The plaintiffs’ 2016 allegations against Fannie Mae arose after a comprehensive, four-year investigation of more than 2,300 Fannie Mae-owned foreclosed properties in 39 metropolitan areas in the country. Of those properties, 50 were located in Greater Cleveland. The plaintiffs collected more than 49,000 photographs revealing poorly maintained properties in Black and Latino communities, particularly as compared to properties in predominantly White neighborhoods.
Today’s agreement has far-reaching implications. The Fair Housing Center and the other plaintiffs will invest the vast majority of the settlement monies directly back into the communities they allege were harmed by Fannie Mae’s conduct. Specifically, plaintiff organizations will use over $35 million of the settlement to promote home ownership, neighborhood stabilization, access to credit, property rehabilitation, and residential development in the 39 metropolitan areas at issue in the case, including the Greater Cleveland area. The plaintiffs will manage and disburse the settlement funds, providing much-needed grants, including for down-payment assistance for first-generation homebuyers and renovations for homes that languished in foreclosure. The grants will also include innovative programs and partnerships to promote fair housing.

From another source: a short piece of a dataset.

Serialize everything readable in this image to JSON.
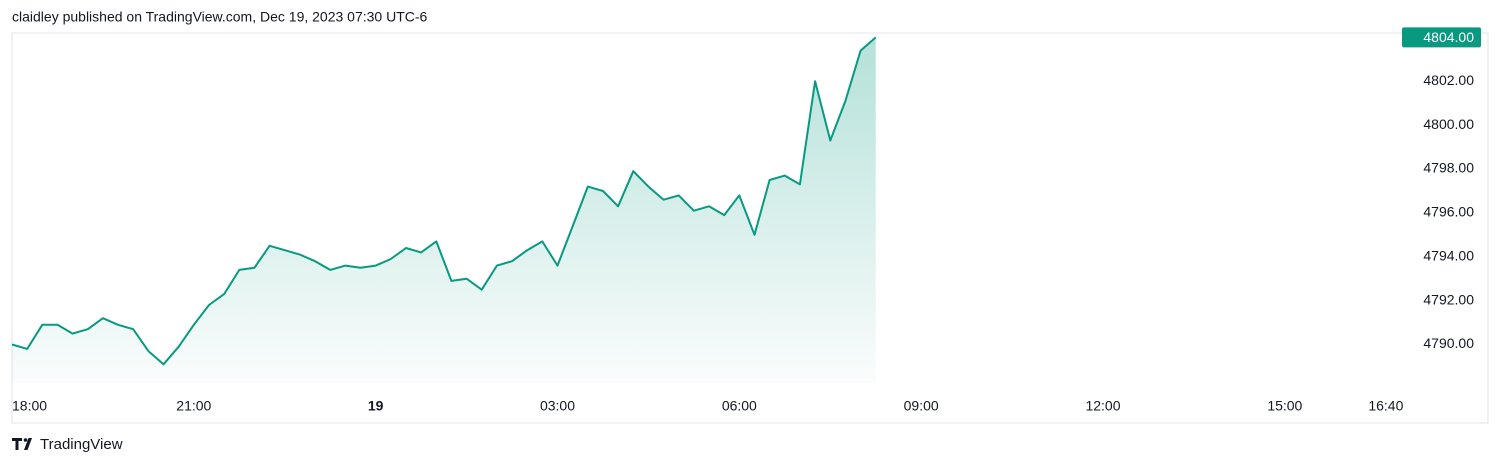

Fannie Mae implemented practices that will help avoid similar harmful treatment of communities of color in the future, including increasing its oversight of maintenance of properties it owns, prioritizing owner-occupants rather than investors as purchasers of REOs, and ensuring that it complies with fair housing laws, including by providing fair housing training to its employees and vendors.
The Fair Housing Center and the other fair housing groups are represented by noted civil rights law firms Relman Colfax PLLC and Dane Law LLC. The organizations were also represented by Morgan Williams, NFHA’s General Counsel, and Julia Howard-Gibbon, Supervising Attorney of Fair Housing Advocates of Northern California.
Fair Housing Center for Rights & Research is a 501(c)(3) nonprofit organization established in 1983 whose mission is to protect fair housing rights, eliminate housing discrimination, and promote integrated communities.